Think about this: have you ever had the frustrating experience of visiting a website or talking with someone for a half hour only to end up afterwards with no idea whether their company would be a good fit as a vendor or provider. You come away knowing they are software developers. But you have no idea what kind of software or whether it’s in your price range. Or you discover that they are marketers. But you can’t tell whether they serve Fortune 500 companies or a 2-person business.
So I’m always pleased to run into businesses that have the guts and smarts to say they focus on a niche or specific industry or a clear target market. It makes it so much easier to understand what they do.

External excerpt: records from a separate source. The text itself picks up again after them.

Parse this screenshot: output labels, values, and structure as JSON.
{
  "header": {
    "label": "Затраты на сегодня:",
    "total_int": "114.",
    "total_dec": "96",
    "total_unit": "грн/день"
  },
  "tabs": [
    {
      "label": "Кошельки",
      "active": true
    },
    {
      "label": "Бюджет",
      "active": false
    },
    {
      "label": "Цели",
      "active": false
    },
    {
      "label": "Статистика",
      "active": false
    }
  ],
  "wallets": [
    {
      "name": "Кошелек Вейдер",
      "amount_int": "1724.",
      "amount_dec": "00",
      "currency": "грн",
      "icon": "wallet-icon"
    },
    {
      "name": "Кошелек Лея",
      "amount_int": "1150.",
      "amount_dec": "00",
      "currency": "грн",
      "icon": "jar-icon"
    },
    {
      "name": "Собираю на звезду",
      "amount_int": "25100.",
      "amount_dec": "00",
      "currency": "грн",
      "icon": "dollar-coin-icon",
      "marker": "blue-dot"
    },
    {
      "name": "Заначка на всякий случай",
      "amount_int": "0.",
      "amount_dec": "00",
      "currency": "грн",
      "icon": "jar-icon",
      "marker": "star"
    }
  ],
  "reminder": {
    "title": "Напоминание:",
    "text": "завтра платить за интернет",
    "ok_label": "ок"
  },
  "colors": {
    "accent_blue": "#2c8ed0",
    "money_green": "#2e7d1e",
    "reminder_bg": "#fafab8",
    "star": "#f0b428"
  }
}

To see what I mean when I say specializing, let me offer examples. Here are five of the people I met at that conference and their businesses’ specialties:
- Alex Krohn, CEO of Gossamer Threads — Gossamer Threads is a hosting company and software development shop. Their flagship product is software for listing directories — such as for jobs, press releases and company directories.
- Chad Everett of Everitz Consulting — Everitz is a business that specializes in development and customization of sites using Movable Type content management software. Chad also has developed plugins for MovableType.
- Ryan Freeman, the President of Strider Inc. — Strider is an SEO and Internet marketing company serving small businesses. But they also happen to have some florist clients and now offer an online storefront package for florists, called Florist 2.0.
- Wayne Small, of SBSfaq.com was another person I met. Wayne is a Microsoft MVP professional — that cadre of consultants and professionals who are certified experts in Microsoft’s products. Wayne’s site answers questions and provides information about Microsoft’s Small Business Server product.
- William Scott is the President of Search Influence, a company that provides “economical SEO and website promotion.” Search Influence guarantees they can double the traffic within a year for small biz websites with fewer than 1000 page views a month (meaning, that they work with very small websites).
All these firms do more than the one specialty I highlighted. But I’m reminded of something that Laura Allen of 15SecondPitch.com once said in a conference session I was moderating. She pointed out how we small businesses are much better off defining our businesses narrowly … by carving out a niche or specialty.
I’ll paraphrase her remarks: “Be extremely specific in describing what you do. Don’t worry about limiting your appeal or excluding potential customers. If you are specific, people will instantly understand. Then on their own they will make the mental jump to think about your business for related services or other markets. They will ask ‘can you do this other thing for me’ or ‘hey, do you ever serve businesses like mine’? The worst thing you can do is present your business vaguely or as all things to all people. Most businesses err on the side of being so general that potential prospects can’t tell what they do or how to relate it to their own situation.”
UPDATE: Mike Stevens also has some thoughts on the need to be specific.
So my question to you is: do you specialize or have a narrow niche focus in your business? If so, has it helped you get business, or do you think it has cost you business by being so specific?